Down Syndrome Awareness Month

By Anna Visser, Right to Life of Michigan Director of Communication/Education

Since the 1980s, October has been Down Syndrome Awareness Month. For the past five decades, October has been a time for the abilities and accomplishments of people with Down syndrome to be celebrated.

Not just this month, but every day, we celebrate the accomplishment of babies living with Down syndrome. Unborn children with Down syndrome are aborted at a horribly high rate of 67%, according to an average of studies. The University of South Carolina examined several studies and found a range of 61% to 93% of babies prenatally diagnosed are aborted.

While many families share that their children with Down syndrome are a blessing and a joy in their lives, doctors frequently scare parents into abortion by predicting extreme and unrealistic futures that are filled with struggles and burdens.

Abortion is the go-to for doctors when their patients find out that they are carrying a child with Down syndrome. This dehumanizes people with disabilities and devalues life in general. Down Syndrome Awareness Month strives to remind people that people with this disability have hopes and dreams just like anybody else. They have jobs, go to school, get married, and participate in the Olympics. They can sing and dance.

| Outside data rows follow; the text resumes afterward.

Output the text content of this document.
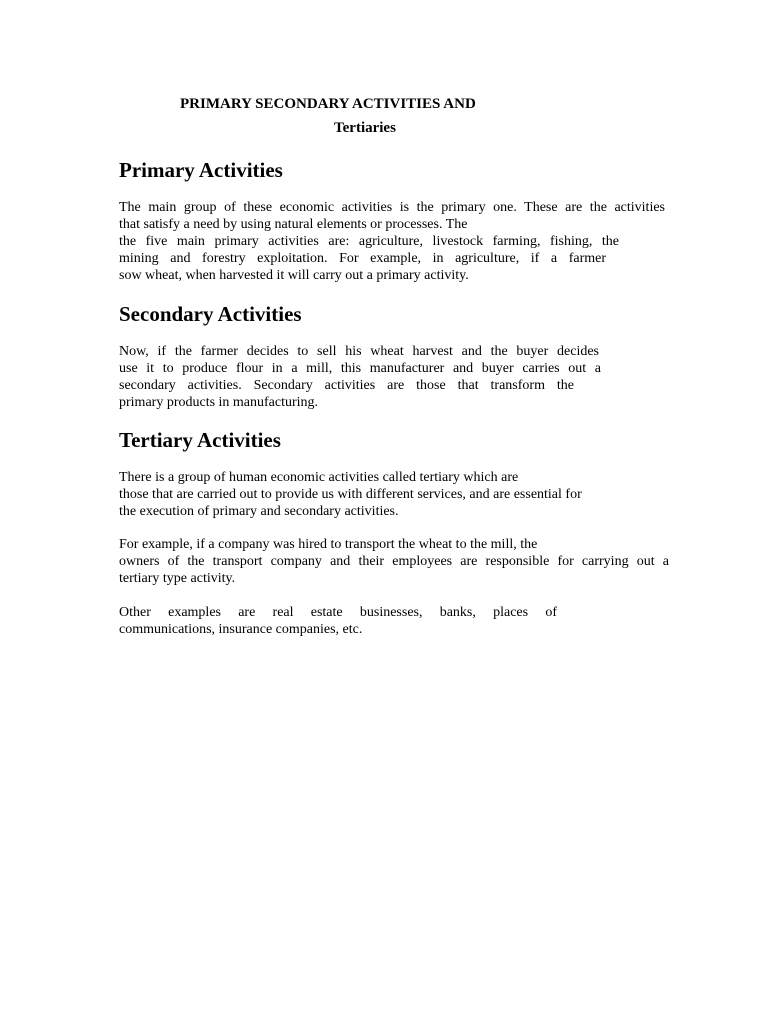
PRIMARY SECONDARY ACTIVITIES AND
Tertiaries
Primary Activities
The main group of these economic activities is the primary one. These are the activities
that satisfy a need by using natural elements or processes. The
the five main primary activities are: agriculture, livestock farming, fishing, the
mining and forestry exploitation. For example, in agriculture, if a farmer
sow wheat, when harvested it will carry out a primary activity.
Secondary Activities
Now, if the farmer decides to sell his wheat harvest and the buyer decides
use it to produce flour in a mill, this manufacturer and buyer carries out a
secondary activities. Secondary activities are those that transform the
primary products in manufacturing.
Tertiary Activities
There is a group of human economic activities called tertiary which are
those that are carried out to provide us with different services, and are essential for
the execution of primary and secondary activities.
For example, if a company was hired to transport the wheat to the mill, the
owners of the transport company and their employees are responsible for carrying out a
tertiary type activity.
Other examples are real estate businesses, banks, places of
communications, insurance companies, etc.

Down syndrome means that the baby carries an extra copy of the 21st chromosome. While it can be scary for parents to receive a diagnosis like this due to the unknown future, each and every child brought into this world, extra chromosome or not, deserves to live, to love, and to be loved.

The U.S. is moving towards the practices of Iceland and Denmark where almost 100% of unborn babies are aborted due to a prenatal Down syndrome diagnosis. These countries use prenatal genetic testing to determine the diagnosis and have normalized a society that doesn’t value all human life. Instead of seeing the joy and blessing of raising a child who happens to have an extra chromosome, they see it as a burden, as suffering.

We hope that during this month of awareness, people can learn to accept those with Down syndrome and see that they have the right to life just as much as anybody else.